Addition of DNase after RNA extraction - (Dec/27/2015 )
So I usually work with RNA viruses and after RNA extraction with Trizol I never add DNase because I don't need to. I remember when I was student I extracted RNA from cell lines and according to Qiagen kit I had to add DNase to remove genomic DNA.
Now I am working with a new team, but they never add DNase prior to cDNA synthesis. Wouldn't this create non-specific band or false band in PCR? Because the primers would bind to the genomic DNA contaminating their RNA!? Does this depend on the primer that they design, specifically for mRNA?
If they design their primers to amplify across a spliced intron boundary, then only the spliced version of the mRNA will amplify, eliminating the amplification of the gDNA (since it will contain the intron). But this relies on careful primer positioning. In general, it is safer to use DNAse (and essential if working with prokaryotes without splicing).
I need to practice this. The cells are human T47D cells. They are vimentin negative. I need to make sure the mRNA is not expressed. I am new to designing primers this way. I should have learned this long time ago.
There's a lot of splicing data available for human cells. Try designing primers across exon-exon junctions using Primer-BLAST (one of the NCBI tools, just do a web search for "Primer-BLAST").
For your experiment, make sure you have a positive control, e.g. a cell line that should express your mRNA. Otherwise, a blank lane could just mean that your RNA extraction or cDNA synthesis didn't work.
For qPCR it's better to add a DNAse, for Trizol you need it definitely, Qiagen columns shouldn't be binding DNA so well, but you still need to get rid of DNA traces. Q have a protocol adding DNase directly to column, but my colleague still experienced DNA contamination after that.

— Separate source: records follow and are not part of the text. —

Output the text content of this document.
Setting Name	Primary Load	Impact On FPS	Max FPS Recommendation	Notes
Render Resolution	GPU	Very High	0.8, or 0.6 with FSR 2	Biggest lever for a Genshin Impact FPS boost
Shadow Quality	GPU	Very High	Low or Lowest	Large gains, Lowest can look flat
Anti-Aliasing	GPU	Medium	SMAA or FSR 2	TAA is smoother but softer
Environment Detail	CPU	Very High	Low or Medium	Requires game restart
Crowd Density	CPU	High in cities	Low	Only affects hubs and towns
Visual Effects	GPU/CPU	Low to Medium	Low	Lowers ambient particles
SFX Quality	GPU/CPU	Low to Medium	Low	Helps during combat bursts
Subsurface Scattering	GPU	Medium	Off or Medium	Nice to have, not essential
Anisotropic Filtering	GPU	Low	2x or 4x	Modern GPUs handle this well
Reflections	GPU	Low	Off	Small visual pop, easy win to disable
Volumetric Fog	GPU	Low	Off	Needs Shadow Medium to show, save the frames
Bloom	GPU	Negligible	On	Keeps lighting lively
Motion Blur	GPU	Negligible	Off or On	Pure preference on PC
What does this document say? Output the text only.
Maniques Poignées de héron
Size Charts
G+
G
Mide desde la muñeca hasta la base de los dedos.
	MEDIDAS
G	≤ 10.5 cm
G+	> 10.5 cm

We used to treat with TURBO DNA-free kit (originaly from Ambion, now LifeTech or whatever company bought it), since adding DNAse into a purified RNA is not such a good thing if you can't get rid of it as well (Trizol is not compatible with in-isolation digestion). This worked well, but the little sandy stuff, that binds of the DNase was sometimes hard not to aspire. We did increase the centrifugation time.
If you design intron-spanning (ideally primer that lies exactly on the exon-exon boundary, that would not bing DNA at all, but that is tricky to design.. usually spanning a large >1kb intron is fine enough) you don't need to worry much about amplifying gDNA, but in any case, without DNase treatment, you never get an acurate concentration measurement and purity. On the other hand, spectrophotometric measurement is probably pretty off anyway.
For qPCR, testing if your cDNA has gDNA contamination or if your primers bind gDNA at all, RT- reaction can be used, but we only did that on the beginning, when we get nothing we concluded,that DNA will by removed by this or just used one of the samples as a test of DNase digestion. RT- reaction uses the same amount of cDNA as your sample, you usually don't have that much of it and of reagents to spare. But of course it if was a crucial experiment, you would want to know you don't amplify gDNA. If you have RT- for every sample, not just one to check the procedure, you can use the RT- Cts to substract the "real Ct" from your results.
Even when we sometimes did see amplification in RT- (as with Q DNase) it usually went in very high Cts, like 35. So the traces will get amplified eventually, but it truly are just traces.
It's a good practice to do the treatment, but there are so many things that can affect the precision of the assay, from the efficiency calculation (of it's lack of), to having not-so-good reference genes, to.. whatever happening during isolation, so when you get very tiny differences, it doesn't matter if you did the treatment or not, the difference probably doesn't mean anything. And if you get a huge difference there is not a way how gDNA traces could influence that. So, not a complete disaster if you don't do it and still read the results in context.
But Pfaffl and other qPCR guys.. they always say, if you want to have an assay with ability to distinguish significantly very small diferences, you need to take care for all the details, including RNA quality and integrity and so. All the MIQE guidelines. But most people don't fully follow them.